Kemudian dasternya kusingkap semakin ke atas sampai aku melihat susunya yang menantangku untuk segera memainkannya. Dengan tak sabar segera susunya yang kiri kulumat dengan mulutku, yang membuat kepala Tasya mendongak merasakan kenikmatan itu.
Sambil melumati susunya, lidahku juga memainkan putingnya yang sudah sangat tegang. Kadang-kadang putingnya juga kugigit-gigit kecil dengan gemas. Tanganku dua-duanya meremasi pantatnya yang bulat.
“Ya Tuhan Bobii aahh aahh”, rintihnya di kupingku, sambil kadang menjilati dan menggigit kupingku.
“Bobi.. aahh.. aku hampir dapet lagii.. ahh.., terus gitu sayang”, rintihnya dengan gerakan yang semakin liar.
Pantatnya semakin keras menekan dan berputaran, yang membuat penisku juga seperti dipelintir dengan lembut.
Aku pun menuruti dan terus memberikan kenikmatan dengan terus memainkan susunya bergantian yang kiri dan kanan, dan tanganku juga ikut memainkan puting susunya, sampai Tasya tiba-tiba menggigit kupingku dengan keras dan setelah menghentakkan pantatnya dia memelukku dengan eratnya.
“hh bobii.. hh. hh.” Aku merasakan Tasya orgasme untuk kedua kalinya dan lebih hebat dari yang pertama.
Denyutan vaginanya keras sekali dan berlangsung selama beberapa detik, dan kenikmatan yang aku rasakan membuatku merasa sudah hampir orgasme. Tapi setelah orgasme, ternyata Tasya masih ingat keinginannya untuk menghisap penisku.

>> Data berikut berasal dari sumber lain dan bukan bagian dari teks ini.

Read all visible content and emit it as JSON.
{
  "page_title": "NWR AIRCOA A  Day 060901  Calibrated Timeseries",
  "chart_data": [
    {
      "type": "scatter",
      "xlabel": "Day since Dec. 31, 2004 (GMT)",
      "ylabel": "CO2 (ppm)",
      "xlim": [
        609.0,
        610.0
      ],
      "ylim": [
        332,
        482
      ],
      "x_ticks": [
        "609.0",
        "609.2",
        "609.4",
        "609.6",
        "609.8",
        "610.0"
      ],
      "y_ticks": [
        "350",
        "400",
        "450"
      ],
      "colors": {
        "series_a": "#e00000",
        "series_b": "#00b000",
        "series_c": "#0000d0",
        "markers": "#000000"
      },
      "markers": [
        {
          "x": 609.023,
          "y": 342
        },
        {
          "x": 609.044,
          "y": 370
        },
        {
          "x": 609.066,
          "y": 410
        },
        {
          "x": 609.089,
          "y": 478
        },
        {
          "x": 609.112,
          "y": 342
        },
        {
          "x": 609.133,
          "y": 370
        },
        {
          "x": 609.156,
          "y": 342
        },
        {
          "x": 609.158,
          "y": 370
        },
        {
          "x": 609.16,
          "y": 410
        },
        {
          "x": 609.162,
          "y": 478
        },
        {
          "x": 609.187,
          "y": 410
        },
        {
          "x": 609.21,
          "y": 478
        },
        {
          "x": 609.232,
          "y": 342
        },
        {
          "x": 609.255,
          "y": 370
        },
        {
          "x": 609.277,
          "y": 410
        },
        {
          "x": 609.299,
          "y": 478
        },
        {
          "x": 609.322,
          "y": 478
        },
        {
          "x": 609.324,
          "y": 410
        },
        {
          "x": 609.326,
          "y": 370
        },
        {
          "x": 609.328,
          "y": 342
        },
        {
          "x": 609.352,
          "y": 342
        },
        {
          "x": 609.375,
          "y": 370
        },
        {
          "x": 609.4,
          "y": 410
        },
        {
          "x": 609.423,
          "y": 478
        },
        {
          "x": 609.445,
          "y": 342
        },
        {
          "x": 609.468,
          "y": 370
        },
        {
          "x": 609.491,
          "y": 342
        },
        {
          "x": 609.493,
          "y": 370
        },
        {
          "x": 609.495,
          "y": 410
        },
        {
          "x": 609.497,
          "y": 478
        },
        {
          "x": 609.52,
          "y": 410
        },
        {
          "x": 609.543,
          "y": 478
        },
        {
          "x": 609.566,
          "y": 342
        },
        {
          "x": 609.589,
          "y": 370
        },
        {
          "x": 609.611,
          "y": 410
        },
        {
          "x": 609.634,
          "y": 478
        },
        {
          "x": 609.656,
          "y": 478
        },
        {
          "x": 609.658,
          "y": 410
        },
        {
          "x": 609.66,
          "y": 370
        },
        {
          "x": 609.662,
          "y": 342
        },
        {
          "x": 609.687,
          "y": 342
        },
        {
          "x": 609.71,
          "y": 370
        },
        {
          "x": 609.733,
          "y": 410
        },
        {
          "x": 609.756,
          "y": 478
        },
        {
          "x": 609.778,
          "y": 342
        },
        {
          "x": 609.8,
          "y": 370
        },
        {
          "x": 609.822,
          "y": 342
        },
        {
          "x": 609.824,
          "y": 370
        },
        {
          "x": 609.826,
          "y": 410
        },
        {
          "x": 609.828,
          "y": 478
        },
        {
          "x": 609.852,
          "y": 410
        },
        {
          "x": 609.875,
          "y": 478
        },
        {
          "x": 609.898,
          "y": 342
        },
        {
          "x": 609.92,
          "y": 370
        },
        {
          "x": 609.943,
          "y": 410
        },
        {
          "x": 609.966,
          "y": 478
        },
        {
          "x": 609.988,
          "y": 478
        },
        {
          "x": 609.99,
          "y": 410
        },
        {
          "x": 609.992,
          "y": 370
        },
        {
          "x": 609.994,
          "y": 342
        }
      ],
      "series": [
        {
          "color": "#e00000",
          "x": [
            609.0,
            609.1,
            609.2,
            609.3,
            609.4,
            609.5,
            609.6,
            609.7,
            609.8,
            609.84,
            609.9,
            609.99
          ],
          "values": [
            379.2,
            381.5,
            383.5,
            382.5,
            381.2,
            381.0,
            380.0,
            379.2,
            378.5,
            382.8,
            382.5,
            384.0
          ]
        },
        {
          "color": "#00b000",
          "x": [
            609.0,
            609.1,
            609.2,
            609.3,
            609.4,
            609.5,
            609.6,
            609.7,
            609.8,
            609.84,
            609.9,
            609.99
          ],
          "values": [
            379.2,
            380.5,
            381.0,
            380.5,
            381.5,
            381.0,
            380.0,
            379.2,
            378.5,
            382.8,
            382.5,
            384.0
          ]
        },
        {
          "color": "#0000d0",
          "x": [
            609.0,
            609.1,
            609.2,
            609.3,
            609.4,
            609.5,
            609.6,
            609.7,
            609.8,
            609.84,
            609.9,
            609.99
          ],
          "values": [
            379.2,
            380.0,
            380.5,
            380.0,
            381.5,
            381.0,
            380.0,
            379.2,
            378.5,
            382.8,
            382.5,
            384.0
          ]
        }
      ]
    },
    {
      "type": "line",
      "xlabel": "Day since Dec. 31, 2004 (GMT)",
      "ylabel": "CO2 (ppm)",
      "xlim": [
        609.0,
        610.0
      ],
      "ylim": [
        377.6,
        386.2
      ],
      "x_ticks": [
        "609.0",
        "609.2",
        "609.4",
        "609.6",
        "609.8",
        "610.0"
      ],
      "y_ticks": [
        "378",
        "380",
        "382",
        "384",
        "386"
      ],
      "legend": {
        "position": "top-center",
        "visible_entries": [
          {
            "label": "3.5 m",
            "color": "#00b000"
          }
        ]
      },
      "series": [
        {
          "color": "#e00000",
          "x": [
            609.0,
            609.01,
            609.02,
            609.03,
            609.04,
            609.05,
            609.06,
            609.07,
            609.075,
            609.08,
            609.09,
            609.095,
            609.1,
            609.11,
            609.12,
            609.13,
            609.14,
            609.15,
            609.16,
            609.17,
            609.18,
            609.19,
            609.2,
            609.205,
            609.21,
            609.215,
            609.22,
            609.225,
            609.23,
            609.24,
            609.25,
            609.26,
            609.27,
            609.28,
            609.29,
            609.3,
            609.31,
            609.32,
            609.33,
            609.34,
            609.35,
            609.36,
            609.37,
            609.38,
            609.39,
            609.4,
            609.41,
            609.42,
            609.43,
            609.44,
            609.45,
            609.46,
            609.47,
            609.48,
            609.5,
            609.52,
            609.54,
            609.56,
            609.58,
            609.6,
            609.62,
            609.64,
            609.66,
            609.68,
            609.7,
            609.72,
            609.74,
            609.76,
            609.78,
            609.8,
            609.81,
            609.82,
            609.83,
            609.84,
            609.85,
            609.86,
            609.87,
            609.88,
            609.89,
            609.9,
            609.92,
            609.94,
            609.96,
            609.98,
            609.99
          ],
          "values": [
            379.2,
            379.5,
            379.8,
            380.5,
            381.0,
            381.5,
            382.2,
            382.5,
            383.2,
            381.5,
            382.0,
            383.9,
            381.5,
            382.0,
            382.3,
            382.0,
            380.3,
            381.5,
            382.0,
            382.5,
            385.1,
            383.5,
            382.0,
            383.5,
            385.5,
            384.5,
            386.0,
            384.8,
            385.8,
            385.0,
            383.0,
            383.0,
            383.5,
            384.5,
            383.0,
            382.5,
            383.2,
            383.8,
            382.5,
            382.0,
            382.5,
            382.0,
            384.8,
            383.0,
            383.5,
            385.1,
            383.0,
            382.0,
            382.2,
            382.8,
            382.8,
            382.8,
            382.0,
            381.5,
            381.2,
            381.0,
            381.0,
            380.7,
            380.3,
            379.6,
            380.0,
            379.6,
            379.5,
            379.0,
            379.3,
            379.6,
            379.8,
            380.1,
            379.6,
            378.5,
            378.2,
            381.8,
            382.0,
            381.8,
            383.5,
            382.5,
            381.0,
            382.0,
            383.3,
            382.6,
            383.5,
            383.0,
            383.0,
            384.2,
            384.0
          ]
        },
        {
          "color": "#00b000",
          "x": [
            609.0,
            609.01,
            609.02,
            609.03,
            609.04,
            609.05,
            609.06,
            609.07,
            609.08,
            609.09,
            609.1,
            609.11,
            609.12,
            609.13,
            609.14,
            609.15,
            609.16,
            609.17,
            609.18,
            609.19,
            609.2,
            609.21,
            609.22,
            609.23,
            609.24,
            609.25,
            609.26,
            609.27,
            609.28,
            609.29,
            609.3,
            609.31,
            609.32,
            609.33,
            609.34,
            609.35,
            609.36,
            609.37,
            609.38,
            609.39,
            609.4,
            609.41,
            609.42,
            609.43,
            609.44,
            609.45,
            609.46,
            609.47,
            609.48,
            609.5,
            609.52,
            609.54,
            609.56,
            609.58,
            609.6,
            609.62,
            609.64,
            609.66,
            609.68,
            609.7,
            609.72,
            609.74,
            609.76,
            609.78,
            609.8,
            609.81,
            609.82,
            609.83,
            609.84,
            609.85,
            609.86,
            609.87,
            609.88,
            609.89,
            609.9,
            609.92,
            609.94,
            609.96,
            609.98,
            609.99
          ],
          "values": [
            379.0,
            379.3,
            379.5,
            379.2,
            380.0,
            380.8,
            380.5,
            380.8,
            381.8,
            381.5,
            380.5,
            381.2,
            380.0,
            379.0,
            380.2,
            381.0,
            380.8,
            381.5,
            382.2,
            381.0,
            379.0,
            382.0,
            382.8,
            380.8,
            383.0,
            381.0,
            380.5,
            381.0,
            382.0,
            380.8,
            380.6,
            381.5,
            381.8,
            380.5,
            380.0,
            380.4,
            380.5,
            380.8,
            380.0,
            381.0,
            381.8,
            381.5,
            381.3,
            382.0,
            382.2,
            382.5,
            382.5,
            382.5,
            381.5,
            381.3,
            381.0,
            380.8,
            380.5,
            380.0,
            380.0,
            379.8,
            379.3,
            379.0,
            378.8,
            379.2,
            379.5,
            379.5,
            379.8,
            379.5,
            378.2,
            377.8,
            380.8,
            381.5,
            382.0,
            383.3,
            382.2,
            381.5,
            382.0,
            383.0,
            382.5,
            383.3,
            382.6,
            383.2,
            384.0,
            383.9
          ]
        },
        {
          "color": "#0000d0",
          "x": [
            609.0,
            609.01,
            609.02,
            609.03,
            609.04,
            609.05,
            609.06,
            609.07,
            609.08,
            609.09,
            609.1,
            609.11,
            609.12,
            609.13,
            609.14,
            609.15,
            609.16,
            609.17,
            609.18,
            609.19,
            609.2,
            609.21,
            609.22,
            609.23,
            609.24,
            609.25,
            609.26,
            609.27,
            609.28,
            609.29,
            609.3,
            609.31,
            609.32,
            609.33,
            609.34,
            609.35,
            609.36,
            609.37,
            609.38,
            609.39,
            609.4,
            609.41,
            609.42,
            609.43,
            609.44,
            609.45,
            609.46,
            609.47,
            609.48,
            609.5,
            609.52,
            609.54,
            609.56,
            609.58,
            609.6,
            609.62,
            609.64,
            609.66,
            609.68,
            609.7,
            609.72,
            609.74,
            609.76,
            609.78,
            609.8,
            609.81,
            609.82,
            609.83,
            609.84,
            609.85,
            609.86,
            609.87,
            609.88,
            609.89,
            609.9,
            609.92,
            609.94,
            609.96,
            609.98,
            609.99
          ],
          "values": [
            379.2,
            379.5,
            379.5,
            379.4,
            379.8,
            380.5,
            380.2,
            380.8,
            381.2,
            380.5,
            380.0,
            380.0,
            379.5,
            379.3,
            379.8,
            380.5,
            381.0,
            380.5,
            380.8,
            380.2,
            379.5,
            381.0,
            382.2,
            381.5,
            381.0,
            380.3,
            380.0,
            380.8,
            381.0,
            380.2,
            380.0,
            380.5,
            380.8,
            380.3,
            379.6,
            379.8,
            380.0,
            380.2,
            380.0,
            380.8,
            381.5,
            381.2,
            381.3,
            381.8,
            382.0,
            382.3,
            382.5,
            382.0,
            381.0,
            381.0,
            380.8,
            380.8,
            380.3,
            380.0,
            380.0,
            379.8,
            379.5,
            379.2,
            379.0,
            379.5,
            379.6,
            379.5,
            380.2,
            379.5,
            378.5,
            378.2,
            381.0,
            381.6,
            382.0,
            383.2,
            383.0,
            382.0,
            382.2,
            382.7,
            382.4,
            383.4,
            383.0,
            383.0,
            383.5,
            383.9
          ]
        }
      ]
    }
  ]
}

“Bobi.. jangan dikeluarin dulu.. nanti di mulutku saja yah”.
Maka setelah turun dari pangkuanku, Tasya segera jongkok di depanku dan langsung mengulum penisku. Lidahnya memutari batangnya dan mulutnya menyedot-nyedot membuat aku merasa orgasmeku sudah sangat dekat. Tanganku memegang belakang kepala Tasya, dan kutekan agar penisku semakin masuk di mulutnya, kemudian aku juga membantu memasuk-keluarkan penisku di mulutnya, dan
“aahh Tasya aku keluarrr terus isaappp.. aahh..” dan memang Tasya dengan lahapnya terus menghisap spermaku yang langsung berhamburan masuk ke tenggorokannya. Penisku yang masih mengeluarkan sperma terus disedot dan dikenyot-kenyot dan pangkal penisku juga terus-terusan dikocok-kocok. Orgasmeku kali ini kurasakan sangat luar biasa.
Setelah itu kita kembali berciuman, dan kembali meneruskan memasak.
“Bobi.. makasih yah, tapi aku belum puas, habis kurang bebas sih, entar malem lagi yah..!” aku yang merasa hal yang sama cuma mengangguk.
“Tasya, aku nanti malem pengin menikmati seluruh tubuhmu.”
“Maksudmu..? apa selama ini belum?”
“Aku pengin melakukan hal yang lain sama kamu.., tunggu saja..”
“Ihh.. apaan sih.., Tasya jadi merinding nih”, kata Tasya sambil memperlihatkan bulu-bulu tangannya yang memang berdiri, dan sambil tersenyum aku mengelusi tangannya. Kemudian badannya kupeluk dari belakang dengan lembut. Aku merasa bahagia sekali.